Berry season is booming. The strawberries were fantastic in June, and the blackberries and marionberries have been great in July. That reminds me of marionberry season a couple of years ago: a travesty. The local berry stand, Spooner's, had people queueing up before they even opened at 9:30am. Customers were limited to one flat, if they even wanted that much. And we all know what happens when there is a shortage: hoarding. The rest of us, who showed up at 10:30 with a toddler in tow, got nary a 1/2-pint to enjoy. This year, thankfully, berries are plentiful.

So I went a little bit nuts with the jamming.
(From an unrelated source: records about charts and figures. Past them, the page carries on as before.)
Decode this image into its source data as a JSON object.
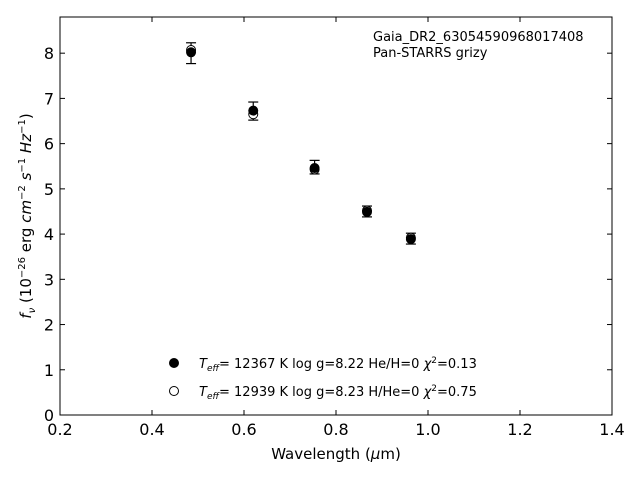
{
  "chart_data": {
    "type": "scatter",
    "title": "",
    "xlabel": "Wavelength (μm)",
    "ylabel": "fν (10⁻²⁶ erg cm⁻² s⁻¹ Hz⁻¹)",
    "xlim": [
      0.2,
      1.4
    ],
    "ylim": [
      0,
      8.8
    ],
    "xticks": [
      0.2,
      0.4,
      0.6,
      0.8,
      1.0,
      1.2,
      1.4
    ],
    "xtick_labels": [
      "0.2",
      "0.4",
      "0.6",
      "0.8",
      "1.0",
      "1.2",
      "1.4"
    ],
    "yticks": [
      0,
      1,
      2,
      3,
      4,
      5,
      6,
      7,
      8
    ],
    "ytick_labels": [
      "0",
      "1",
      "2",
      "3",
      "4",
      "5",
      "6",
      "7",
      "8"
    ],
    "grid": false,
    "legend_position": "bottom-center",
    "annotations": [
      "Gaia_DR2_63054590968017408",
      "Pan-STARRS grizy"
    ],
    "observed": {
      "x": [
        0.4849,
        0.6201,
        0.7535,
        0.8674,
        0.9628
      ],
      "y": [
        8.0,
        6.72,
        5.48,
        4.5,
        3.9
      ],
      "yerr": [
        0.23,
        0.2,
        0.15,
        0.12,
        0.12
      ]
    },
    "series": [
      {
        "name": "Teff= 12367 K  log g=8.22  He/H=0  χ²=0.13",
        "marker": "filled-circle",
        "x": [
          0.4849,
          0.6201,
          0.7535,
          0.8674,
          0.9628
        ],
        "y": [
          8.02,
          6.73,
          5.46,
          4.49,
          3.89
        ]
      },
      {
        "name": "Teff= 12939 K  log g=8.23  H/He=0  χ²=0.75",
        "marker": "open-circle",
        "x": [
          0.4849,
          0.6201,
          0.7535,
          0.8674,
          0.9628
        ],
        "y": [
          8.07,
          6.65,
          5.43,
          4.52,
          3.92
        ]
      }
    ]
  }
}
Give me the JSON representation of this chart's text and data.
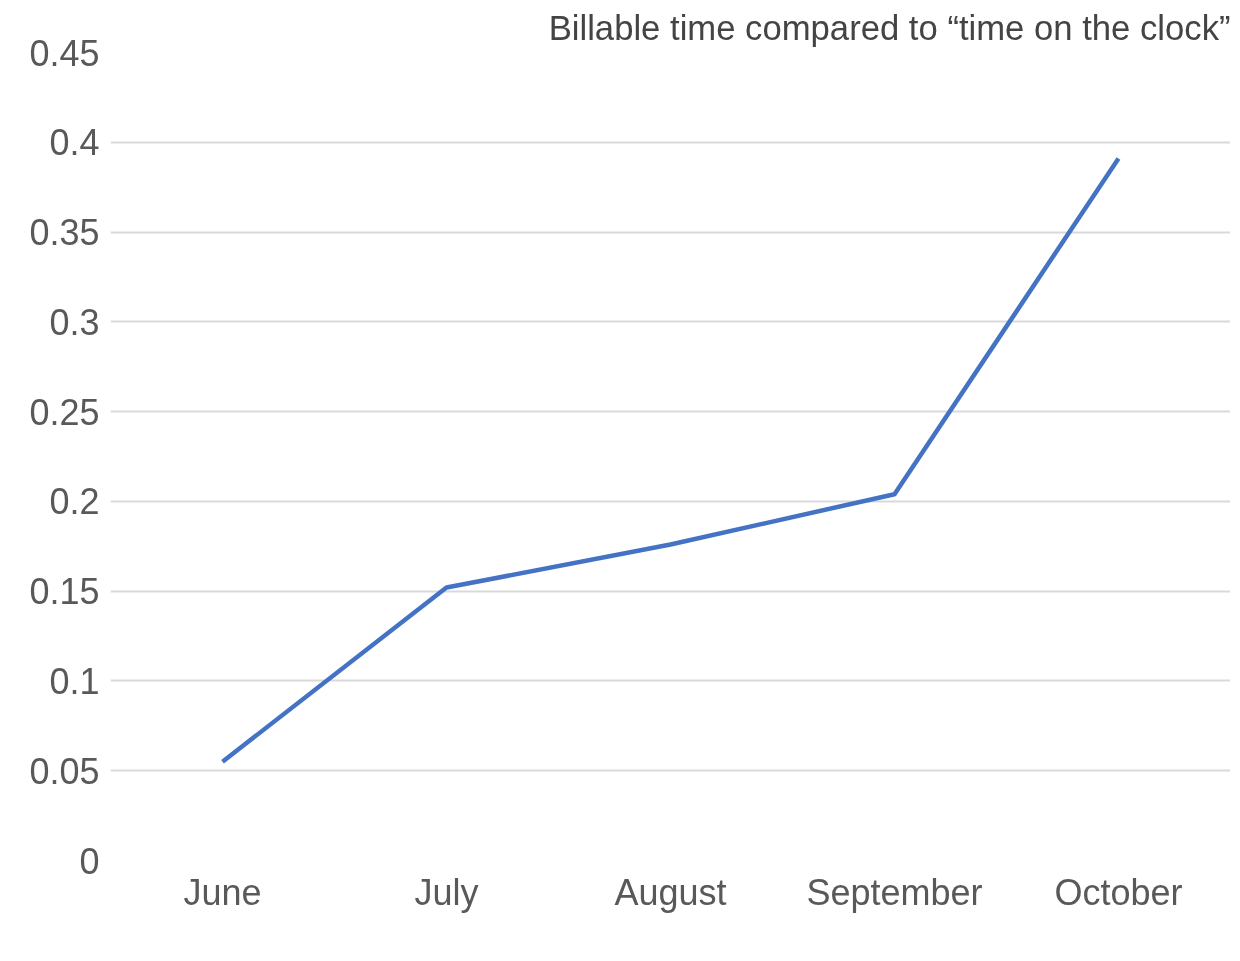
{
  "chart_data": {
    "type": "line",
    "title": "Billable time compared to “time on the clock”",
    "categories": [
      "June",
      "July",
      "August",
      "September",
      "October"
    ],
    "series": [
      {
        "color": "#4472c4",
        "values": [
          0.055,
          0.152,
          0.176,
          0.204,
          0.391
        ]
      }
    ],
    "ylim": [
      0,
      0.45
    ],
    "yticks": [
      0,
      0.05,
      0.1,
      0.15,
      0.2,
      0.25,
      0.3,
      0.35,
      0.4,
      0.45
    ],
    "grid": "y",
    "marker": "none",
    "line_style": "solid"
  }
}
I speak in the past tense, but I guess there are still fruits to exploit. Figs sound nice. And, naturally, I will get the jars out for apple and pear butters. Alas, alack, no plums from my neighbor this year! She said she got no fruit! Horrible. Plum butter is delicious and there is but a teaspoonful left in my fridge.



Not only did I jam, but I also found other ways to enjoy the berry wonderful bounty. I like a plain ol' bowlful of berries, myself, but Sam had a fantastic idea: (homemade) toasted brioche with creme fraiche and berries.



This is my third jamming year. I jam with purchased fruit, which feels like a cheat. You are supposed to put up the glut of your fields, right? I do pickle my glut. But the fruit preserves are sometime in the future, I'm afraid. The squirrels ate all my strawberries and the birds ate all my blueberries. There aren't enough raspberries, but I don't like to jam those anyway. Raspberries are for picking and eating, bugs and all. I could visit a U-pick, but that involves, ug, planning and dragging the kids along. And I am looking for poundage, not an activity where I can joyously snap photos of the kids picking berries while I walk away with a wee 1/2-pint.



This year, I realized that I like jam, not preserves. I like a smooth texture, rather than chunky. I won't take it so far as to remove the seeds from berries - that would be insane; that would be franken-jam. Oh, hang on; I do like cherry preserves. I made those last year and they came out delicious - fabulous on oatmeal. Oh, now that I think of it, spiced peaches too. But berries look awful. All my jams are bright and lovely this year. My (step?) mother-in-law noted that preserved strawberries look like little organs - all gray-purple, floating in a thick, sanguineous liquid. So true. So disturbingly true.

Speaking of color change, I just hate what happens to my pickles. I had beautiful, multi-colored beans that all look greenish after canning. Ah well. Chemical reactions, right? What is there to do?



I delivered jam to my neighbors. That was fun. The man next door, who is about 83, smiles like a schoolboy when I bring him goodies. Kills me. I hope he lives forever. And it is always best to take Sam along while delivering because he asks to go inside people's houses - which I won't do, but I would like to do. I have been inside several houses I don't think I would have made it into without him. I like to look at the pictures on the wall and the magazines piled on the coffee table. Who doesn't? I usually get a couple of good stories out of a visit, at least. This time I got that plus frozen rhubarb! And a promise of home-roasted coffee beans!

The moral of the story: Share with your neighbors.